Süreyya Köle: Dünya Bizden “Öç” Alırken “Usta Beni Öldürsen e!”
İnanması ne kadar da zor, topu topu çeyrek yüzyıl mı internetle tanışmamız? Yaşamımızın ayrılmaz parçası haline gelişi? Ki çoğu için bu kadar bile değil o süre. Ya akıllı telefonlar? Akıllanıp durdukça bizi hepten akılsız olmanın kucağına iten? Sahi, aranızda kim, kaç kişi en yakınlarının telefon numarasını ezbere biliyor artık? Ama olsun, güncel deyimle “yedi yirmi dört” birbirimize ulaşabiliyoruz ya gerisinin çok da önemi yok. Ne özgürlük ama! Yoksa ne tutsaklık, mı demeliydim?
Eskiden nasıl zaman geçirirdik biz? Dijital salgına maruz kalmadan önce ne yer, içerdik? Sözün gelişi falan değil, doğrudan söylüyorum, kapıda teslim pizzalar, lahmacunlar yokken nasıl beslenirdik? Biriyle bir yerde buluşacaksak nasıl randevulaşırdık mesela? O buluşmaya birimizden biri zamanında gelmediğinde, ilk gelen diğerinden nasıl haber alırdı?
Son yıllarda defalarca kulağıma çalınmışlığı vardır, “Yoldayım, on dakikaya ordayım.” Ciddi bir gecikme söz konusu değilse, sabırsızlık mı bu? Kim bilir zamanın kıymetini anladık belki de, diyeceğim de, nerde…

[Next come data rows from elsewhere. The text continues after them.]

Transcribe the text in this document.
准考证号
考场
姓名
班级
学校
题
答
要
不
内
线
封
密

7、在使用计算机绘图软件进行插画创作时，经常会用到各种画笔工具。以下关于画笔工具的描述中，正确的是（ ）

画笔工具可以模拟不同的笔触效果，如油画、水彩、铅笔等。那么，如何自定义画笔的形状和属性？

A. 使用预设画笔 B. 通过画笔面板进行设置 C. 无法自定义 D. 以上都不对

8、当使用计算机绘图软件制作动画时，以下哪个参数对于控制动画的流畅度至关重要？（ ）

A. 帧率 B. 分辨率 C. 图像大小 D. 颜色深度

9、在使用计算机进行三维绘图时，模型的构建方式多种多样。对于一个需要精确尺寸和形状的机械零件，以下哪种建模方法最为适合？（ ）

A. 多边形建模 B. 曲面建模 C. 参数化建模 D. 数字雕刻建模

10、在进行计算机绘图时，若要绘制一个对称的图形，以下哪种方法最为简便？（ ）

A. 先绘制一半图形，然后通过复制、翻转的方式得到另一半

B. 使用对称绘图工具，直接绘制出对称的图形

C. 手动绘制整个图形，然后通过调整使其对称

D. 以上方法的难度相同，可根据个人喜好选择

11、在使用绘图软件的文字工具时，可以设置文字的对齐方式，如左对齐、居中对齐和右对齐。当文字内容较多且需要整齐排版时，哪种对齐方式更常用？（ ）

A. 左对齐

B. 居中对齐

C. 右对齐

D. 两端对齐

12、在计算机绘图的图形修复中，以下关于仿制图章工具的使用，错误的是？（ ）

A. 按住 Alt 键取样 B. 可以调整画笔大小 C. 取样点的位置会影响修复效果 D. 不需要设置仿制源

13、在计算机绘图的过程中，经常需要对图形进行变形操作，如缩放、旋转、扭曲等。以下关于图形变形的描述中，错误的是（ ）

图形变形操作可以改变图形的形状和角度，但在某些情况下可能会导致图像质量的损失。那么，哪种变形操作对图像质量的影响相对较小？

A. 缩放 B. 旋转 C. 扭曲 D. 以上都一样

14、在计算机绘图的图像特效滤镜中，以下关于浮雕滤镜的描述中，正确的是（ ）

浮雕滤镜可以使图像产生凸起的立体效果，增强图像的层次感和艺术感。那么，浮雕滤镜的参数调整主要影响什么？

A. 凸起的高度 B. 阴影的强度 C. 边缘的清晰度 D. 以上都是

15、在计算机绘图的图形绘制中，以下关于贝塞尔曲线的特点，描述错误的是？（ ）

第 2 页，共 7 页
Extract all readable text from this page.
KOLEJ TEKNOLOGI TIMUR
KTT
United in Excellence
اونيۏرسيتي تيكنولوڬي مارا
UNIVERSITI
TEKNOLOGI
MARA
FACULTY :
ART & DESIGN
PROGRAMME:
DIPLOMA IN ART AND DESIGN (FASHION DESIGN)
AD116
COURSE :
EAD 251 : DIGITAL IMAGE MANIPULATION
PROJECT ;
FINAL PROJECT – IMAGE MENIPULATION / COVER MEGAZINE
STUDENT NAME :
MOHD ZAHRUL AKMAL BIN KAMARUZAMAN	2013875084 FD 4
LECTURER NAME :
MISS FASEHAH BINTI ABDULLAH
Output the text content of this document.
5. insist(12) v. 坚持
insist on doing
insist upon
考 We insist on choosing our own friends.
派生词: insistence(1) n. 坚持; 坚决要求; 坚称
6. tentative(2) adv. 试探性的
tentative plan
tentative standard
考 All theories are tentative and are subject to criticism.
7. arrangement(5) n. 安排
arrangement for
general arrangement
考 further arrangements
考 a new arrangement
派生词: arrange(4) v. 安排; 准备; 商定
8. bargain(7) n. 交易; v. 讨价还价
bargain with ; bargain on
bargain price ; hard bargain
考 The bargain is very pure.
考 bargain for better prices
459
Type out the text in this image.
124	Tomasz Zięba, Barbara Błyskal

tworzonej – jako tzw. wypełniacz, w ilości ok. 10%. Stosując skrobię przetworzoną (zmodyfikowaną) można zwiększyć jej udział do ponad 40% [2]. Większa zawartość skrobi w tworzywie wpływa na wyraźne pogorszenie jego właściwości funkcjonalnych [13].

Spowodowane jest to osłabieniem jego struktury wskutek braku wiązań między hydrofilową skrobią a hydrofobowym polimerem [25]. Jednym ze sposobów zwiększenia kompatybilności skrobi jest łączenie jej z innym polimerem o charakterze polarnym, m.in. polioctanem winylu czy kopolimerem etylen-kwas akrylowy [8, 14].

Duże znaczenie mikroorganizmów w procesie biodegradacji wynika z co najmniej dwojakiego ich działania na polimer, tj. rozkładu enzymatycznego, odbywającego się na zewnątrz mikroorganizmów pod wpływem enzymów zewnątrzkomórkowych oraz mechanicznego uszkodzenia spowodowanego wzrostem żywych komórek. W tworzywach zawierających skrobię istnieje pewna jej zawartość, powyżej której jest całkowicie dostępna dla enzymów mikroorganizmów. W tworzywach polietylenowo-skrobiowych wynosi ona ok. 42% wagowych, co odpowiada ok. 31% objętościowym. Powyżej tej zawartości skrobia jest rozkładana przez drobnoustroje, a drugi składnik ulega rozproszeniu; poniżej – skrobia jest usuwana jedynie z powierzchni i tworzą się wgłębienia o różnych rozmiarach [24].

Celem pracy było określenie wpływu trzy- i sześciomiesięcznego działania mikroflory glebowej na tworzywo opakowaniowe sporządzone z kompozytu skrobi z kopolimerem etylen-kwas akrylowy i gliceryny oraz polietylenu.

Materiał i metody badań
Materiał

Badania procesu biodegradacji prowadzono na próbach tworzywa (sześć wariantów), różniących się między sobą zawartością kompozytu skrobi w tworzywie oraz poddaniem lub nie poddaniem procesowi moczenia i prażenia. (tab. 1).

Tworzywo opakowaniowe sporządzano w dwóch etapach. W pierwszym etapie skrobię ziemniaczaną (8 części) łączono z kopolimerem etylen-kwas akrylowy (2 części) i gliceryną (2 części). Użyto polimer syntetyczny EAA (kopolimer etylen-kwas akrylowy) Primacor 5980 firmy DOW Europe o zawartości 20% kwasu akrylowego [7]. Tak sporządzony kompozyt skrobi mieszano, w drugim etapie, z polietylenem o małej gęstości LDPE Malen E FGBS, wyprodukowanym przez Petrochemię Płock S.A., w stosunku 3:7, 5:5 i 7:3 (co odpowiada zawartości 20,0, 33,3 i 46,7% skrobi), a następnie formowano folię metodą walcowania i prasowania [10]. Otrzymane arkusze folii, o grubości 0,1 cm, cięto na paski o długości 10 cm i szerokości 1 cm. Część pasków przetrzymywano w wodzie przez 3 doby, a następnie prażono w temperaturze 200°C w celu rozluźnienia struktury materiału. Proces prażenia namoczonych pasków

Bir akşamüstünü hatırlarım. Yokuş aşağı yol alan telaşlı adımlarım, gözüme çalınan görüntüyle hız kesmiş, yetmemiş, dikenli telle, içinde gül dikili teneke yağ kutularıyla çevrili bahçenin kıyıcığına kadar getirmişti beni. Renkli televizyon dedikleri buymuş demek ki? Ev sahibi de gelen geçen görsün der gibi açık bırakmamış mı camı, kapıyı? Tamam, renkli televizyonumuz yoktu ama siyah beyaz gösteren televizyonlarımızın üzerine taktığımız renkli camlarımız vardı bizim de, kimi yeşil, kimi mavi. Züğürt tesellisi mi? Konu buysa, hep züğürt kalsaydık keşke.
Arası yok gibi değil mi sizin için de? Dumanla haberleşmeden görüntülü aramaya direkt geçiş yaptık sanki. Dersiniz, televizyon ve telefonun mücevher kıymetinde olduğu, kolay kolay her evde bulunmadığı bir dönem yaşamın çatlakları arasından sızıp gitti. Ne şekilde gerçekleştiği belirsiz bir bellek kaybından sonra, bugün her şey o kadar da olması gerektiği gibi ki. Teknoloji için yaratılmışız her birimiz. Öncesi kimin umurunda, ayrımsız, aynı sanal platformlarda buluşmuyor muyuz, keyiften önce, değmeyin özgüvenlerimize. Bugünün temel sorunu bu sanırım, çabuk uyum sağlamak, korkunç bir aynılaşma çabası içinde olmak.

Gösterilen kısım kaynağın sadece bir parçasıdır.